FAO Food Price Index registered another decline in November Dec. 6, 2018
» The FAO Food Price Index* (FFPI) averaged 160.8 points in November 2018, down 2.1 points (1.3 percent) from October, the lowest since May 2016, and nearly 15 points (8.5 percent) below its level in the corresponding period last year. The decline in November was led by much weaker vegetable oil, dairy and cereal prices. Meat values also fell, though slightly, while sugar prices firmed.
» The FAO Cereal Price Index averaged almost 164 points in November, some 1.7 points (1.1 percent) below October but 11 points (7.1 percent) up from November 2017 average. Large nearby export supplies weighed on wheat prices while intensified export competition put downward pressure on maize quotations. New crop arrivals continued to weigh on rice export quotations despite some support provided by demand from the Philippines and expectations of lower fragrant rice production in some key exporting countries.

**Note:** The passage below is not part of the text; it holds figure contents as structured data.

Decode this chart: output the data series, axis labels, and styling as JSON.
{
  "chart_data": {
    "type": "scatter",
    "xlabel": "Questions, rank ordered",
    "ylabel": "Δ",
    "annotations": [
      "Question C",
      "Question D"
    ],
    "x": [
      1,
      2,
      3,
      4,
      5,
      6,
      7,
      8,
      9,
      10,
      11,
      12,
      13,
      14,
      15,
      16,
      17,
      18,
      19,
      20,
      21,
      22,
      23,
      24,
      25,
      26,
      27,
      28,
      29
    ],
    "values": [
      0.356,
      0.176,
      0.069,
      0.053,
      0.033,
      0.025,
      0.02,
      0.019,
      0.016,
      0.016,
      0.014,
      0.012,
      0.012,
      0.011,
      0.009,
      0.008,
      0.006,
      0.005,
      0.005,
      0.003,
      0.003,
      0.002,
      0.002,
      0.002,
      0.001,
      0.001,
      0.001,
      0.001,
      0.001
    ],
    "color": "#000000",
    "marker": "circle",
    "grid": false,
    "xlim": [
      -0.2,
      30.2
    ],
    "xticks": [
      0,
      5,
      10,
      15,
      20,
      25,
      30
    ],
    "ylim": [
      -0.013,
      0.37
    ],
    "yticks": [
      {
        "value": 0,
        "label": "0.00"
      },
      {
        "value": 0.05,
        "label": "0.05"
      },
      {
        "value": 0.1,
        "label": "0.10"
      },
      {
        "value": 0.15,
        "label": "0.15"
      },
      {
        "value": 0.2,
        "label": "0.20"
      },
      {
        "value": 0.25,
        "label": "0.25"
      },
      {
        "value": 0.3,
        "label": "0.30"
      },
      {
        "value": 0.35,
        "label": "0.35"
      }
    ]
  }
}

» The FAO Vegetable Oil Price Index averaged 125.3 points in November, down 7.6 points (5.7 percent) month-on-month, marking the tenth consecutive monthly fall and a twelve-year low. The decline reflects weakening prices across the vegetable oil sector. International palm oil quotations posted a marked drop, fuelled by both persisting large inventories in leading exporting countries and the recent contraction in global mineral oil prices. At the same time, soy oil and sunflower oil values weakened amid, respectively, abundant supplies across the US, the EU and several emerging markets and positive production prospects in the Black Sea region.
» The FAO Dairy Price Index averaged 175.8 points in November, down 6 points (3.3 percent) from October, representing the sixth consecutive month-on-month drop. At this level, the index is 13.9 percent below its value in the corresponding month last year and 18.3 percent below its highest level reached this year (in May). In November, international price quotations of butter, cheese and Whole Milk Powder declined, driven by large stocks coupled with increased availability of export supplies, especially from New Zealand. By contrast, Skim Milk Powder prices partially recovered in November, mainly on stronger import pace by buyers seeking immediate deliveries.
» The FAO Meat Price Index* averaged 160 points in November, marginally lower than its slightly revised value for October, and 7.4 percent below its level in the corresponding month last year. In November, international price quotations for poultry, pig and ovine meat continued to ease, with ovine meat falling the most, while those of bovine meat marginally recovered. Notwithstanding increased demand from Asia, ovine prices declined, underpinned by high export supplies from Oceania. Pigmeat price quotations fell for the third consecutive month, reflecting availability of large export supplies from main producing regions and continued trade restrictions imposed on account of African swine fever outbreaks. Poultry meat prices remained under pressure due to slack demand. By contrast, after five months of declines, bovine meat prices rebounded slightly, supported by somewhat limited spot supplies and firm demand from Asian markets.
» The FAO Sugar Price Index averaged 183.1 points in November, up 7.7 points (4.4 percent) from October, marking the third consecutive monthly gain. The increase in sugar price quotations mostly reflects production developments in Brazil, where according to the latest estimates, sugar output in the Center-South region is heading to a 27 percent decrease from last year. In addition, the share of sugarcane used to produce sugar is seen to have dropped to 35.8 percent from 47.4 percent in 2017, with the bulk of the cane harvest directed to ethanol production. However, the cut in Brazilian gasoline prices last month prevented sugar prices from rising even further, by diverting some sugarcane away from ethanol production.
* Unlike for other commodity groups, most prices utilized in the calculation of the FAO Meat Price Index are not available when the FAO Food Price Index is computed and published; therefore, the value of the Meat Price Index for the most recent months is derived from a mixture of projected and observed prices. This can, at times, require significant revisions in the final value of the FAO Meat Price Index which could in turn influence the value of the FAO Food Price Index.